Identifier Alzheimer par une prise de sang : une révolution possible, pour quoi faire ?
Publié le - par LeBlob.fr, avec l’AFP
Diagnostiquer la maladie d’Alzheimer à l’aide d’une simple prise de sang : cette révolution, rêvée par la recherche depuis des années, est en passe de devenir réalité. Mais pour les patients, l’intérêt ne sera tangible qu’à condition d’enfin disposer de traitements efficaces. « Les biomarqueurs sanguins vont changer la façon dont nous faisons le diagnostic », résume à l’AFP le neurologue Giovanni Frisoni, l’un des principaux spécialistes européens de la maladie d’Alzheimer.
C’est, depuis des années, l’un des principaux axes de la recherche sur cette maladie, la forme la plus courante de démence, qui frappe de façon irréversible des dizaines de millions de personnes dans le monde. L’idée est de pouvoir, par une simple prise de sang, repérer des signes révélateurs des mécanismes physiologiques par lesquels s’installe la maladie.
On connaît deux grands mécanismes, sans bien comprendre leur interaction : la formation dans le cerveau de plaques de protéines dites amyloïdes, qui compriment les neurones et les détruisent à terme. Et l’accumulation d’autres protéines, dites Tau, au sein des neurones eux-mêmes.
Des examens existent déjà : via une ponction lombaire ou via une technique d’imagerie médicale, la tomographie par émission de positons (PET). Mais comme ils sont longs, lourds et coûteux, beaucoup de patients restent bloqués à des constats cliniques, telle une forte perte de mémoire.
Certains tests sanguins sont déjà commercialisés mais, de fait, peu utilisés dans l’attente de données sur leur intérêt réel. Or, ces derniers mois, plusieurs études ont démontré l’efficacité de certains tests sanguins pour repérer les signes internes de la maladie. La plus notable remonte à janvier, dans la revue Jama Neurology. Réalisée en suivant quelque 800 personnes, elle conclut qu’un test sanguin permet de repérer une quantité anormale d’amyloïde ou de Tau avec une efficacité comparable aux examens actuellement en vigueur. Élément crucial, ce test s’avère utile à un stade « préclinique », avant même l’apparition de symptômes caractéristiques de la maladie.
Le monde médical a globalement salué une avancée importante, malgré des limites. Il faudra confirmer cette efficacité dans la pratique réelle et, surtout, un tel test ne fait que pointer la présence de mécanismes physiologiques qui ne se traduisent pas systématiquement par une démence.

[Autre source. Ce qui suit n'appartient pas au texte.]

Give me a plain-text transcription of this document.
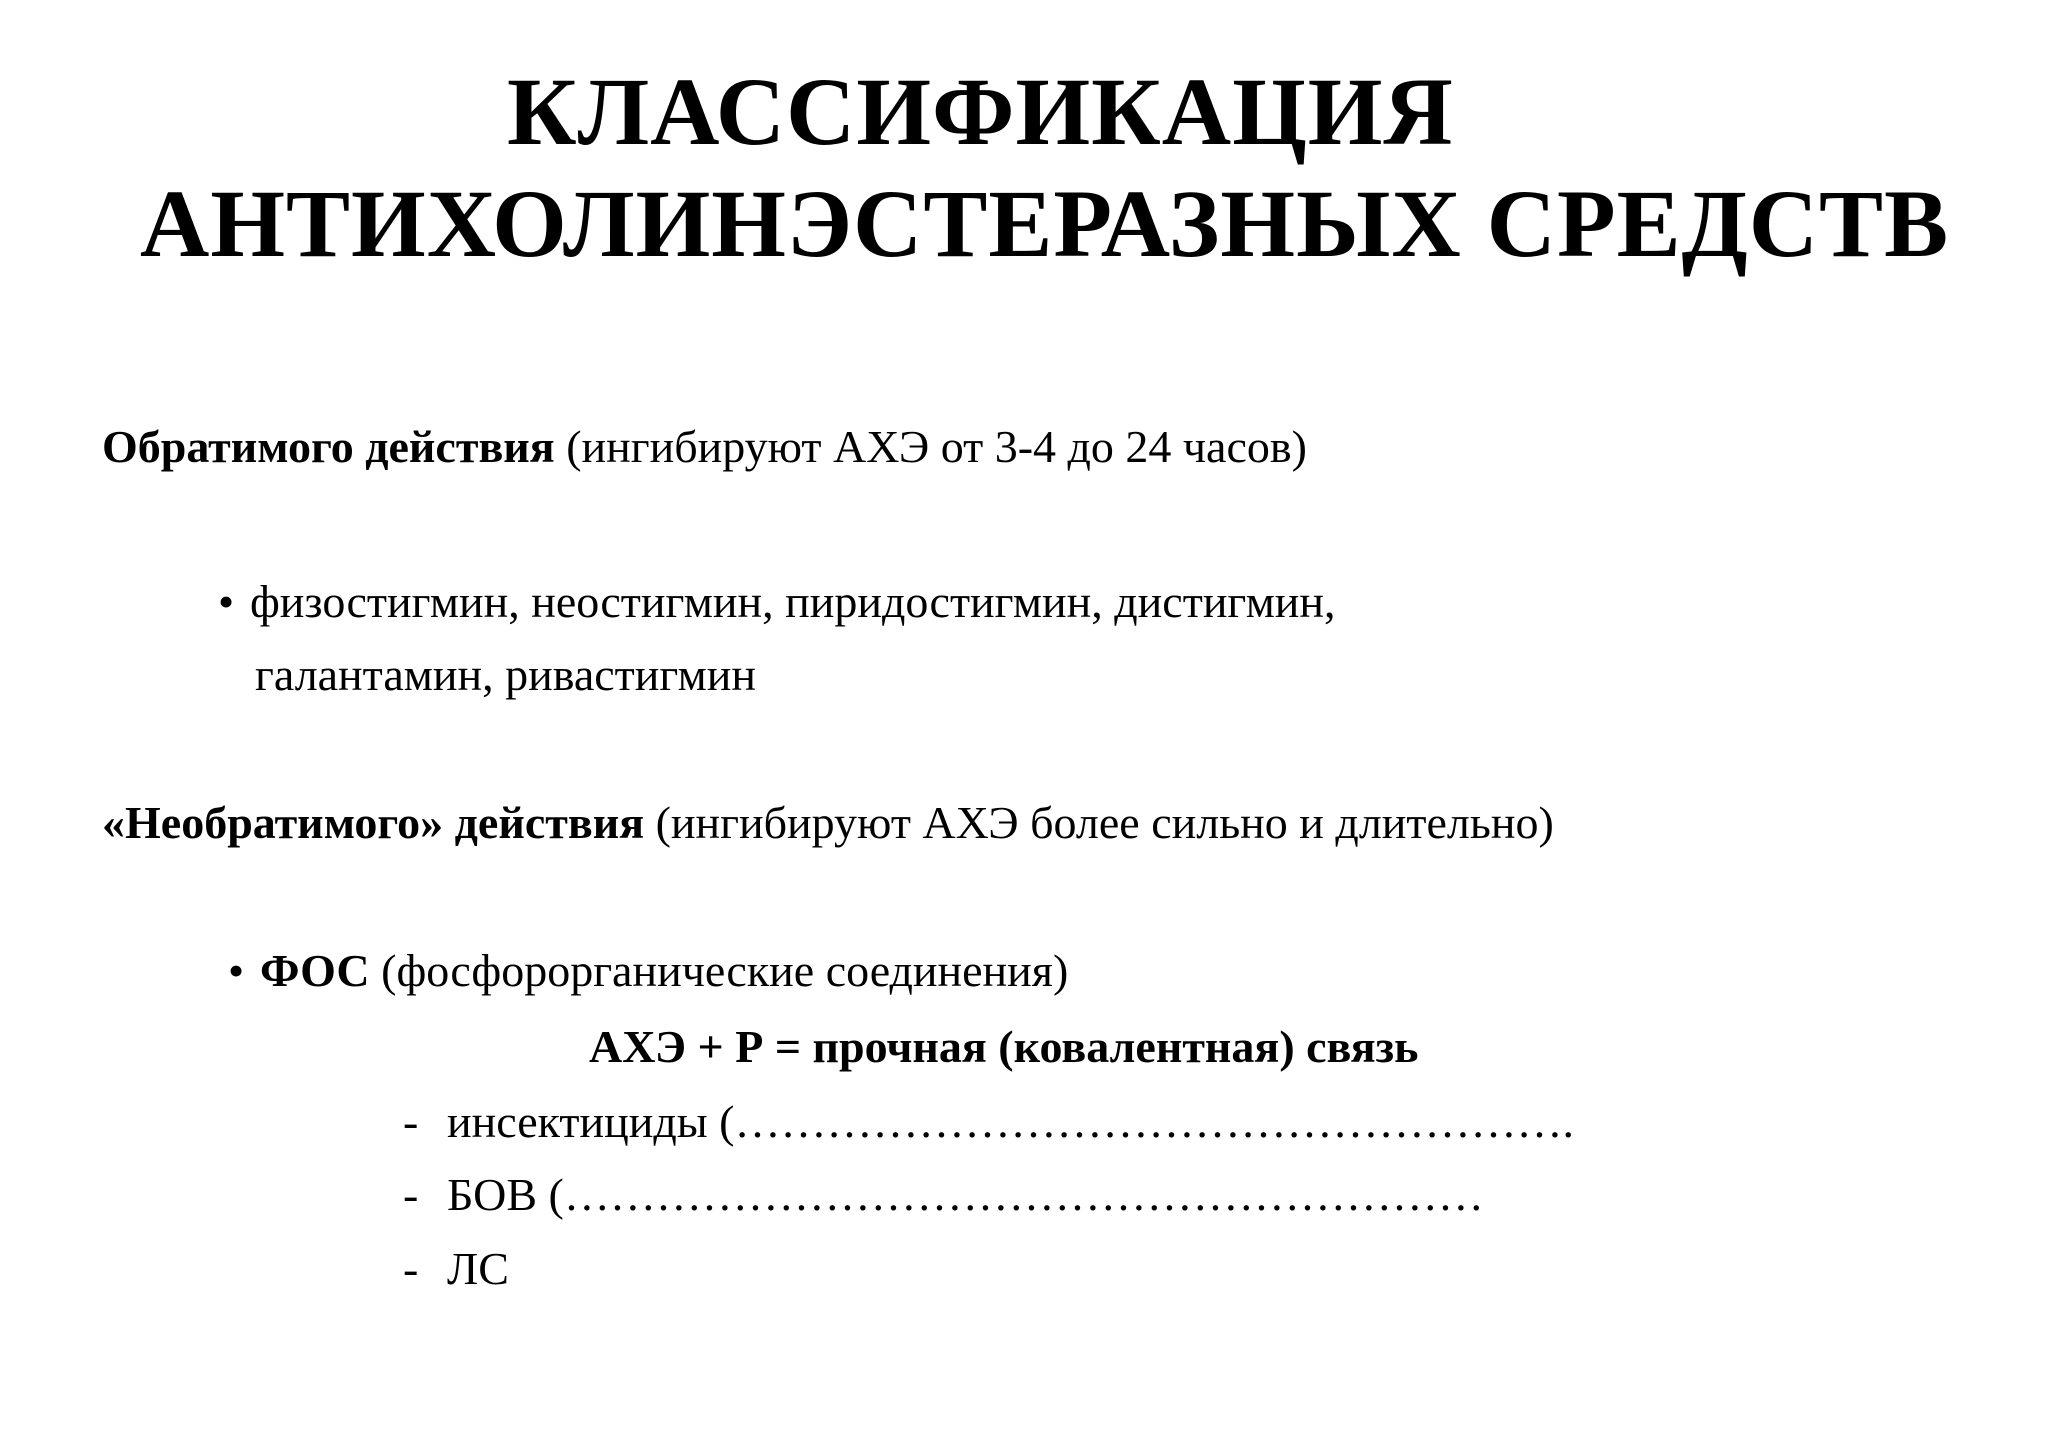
КЛАССИФИКАЦИЯ
АНТИХОЛИНЭСТЕРАЗНЫХ СРЕДСТВ
Обратимого действия (ингибируют АХЭ от 3-4 до 24 часов)
• физостигмин, неостигмин, пиридостигмин, дистигмин,
галантамин, ривастигмин
«Необратимого» действия (ингибируют АХЭ более сильно и длительно)
• ФОС (фосфорорганические соединения)
АХЭ + Р = прочная (ковалентная) связь
- инсектициды (……………………………………………….
- БОВ (……………………………………………………
- ЛС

Cela reste « une excellente étude qui nous place à deux doigts de pouvoir utiliser au quotidien un test sanguin de la maladie d’Alzheimer », a jugé le neurologue Bart de Strooper dans une réaction au Science Media Center (SMC) britannique. Au Royaume-Uni, c’est déjà presque une réalité. Un programme, à l’initiative de plusieurs organisations anti-Alzheimer, vise depuis l’an dernier à tester l’intérêt de ces tests sanguins au sein du système de soins britannique.
Mais pour quoi faire ? Sans traitement efficace, un diagnostic précoce n’a guère d’intérêt. Or beaucoup de neurologues se mettent actuellement à espérer que des médicaments puissent agir.
Après des décennies de recherches infructueuses, deux traitements – l’un par le laboratoire Eli Lilly, l’autre par Biogen – semblent pouvoir ralentir l’évolution d’Alzheimer en s’attaquant aux plaques amyloïdes. Leur efficacité est modeste et les effets secondaires sont lourds, mais pour nombre de neurologues, c’est un premier pas vers d’autres traitements plus performants. Dans ce contexte, il apparaît prometteur de pouvoir, à partir d’un simple test sanguin, repérer au plus vite une maladie d’Alzheimer afin de démultiplier l’effet d’un traitement.
Reste une nuance de taille. On parle ici d’un diagnostic précoce, chez des patients à la mémoire déjà défaillante, et certainement pas d’un dépistage qui s’adresserait à n’importe qui. « Aujourd’hui, ça ne servirait à rien de tester les biomarqueurs sanguins chez les personnes qui n’ont pas de déficit cognitif : ça ne ferait que du mal », souligne M. Frisoni.
Que faire, en effet, de l’annonce que l’on présente un risque plus élevé de développer la maladie, sans piste concrète pour pouvoir éviter son apparition ? M. Frisoni n’exclut toutefois pas un jour de voir le dépistage d’Alzheimer devenir réalité. « On est en train de tester certains médicaments qui visent à réduire le risque d’une démence d’Alzheimer, explique-t-il. Peut-être que dans cinq ou dix ans, ce sera dans la pratique clinique. À ce moment-là, je pourrai recommander de mesurer les biomarqueurs sanguins (comme outil de dépistage). Mais aujourd’hui, non ».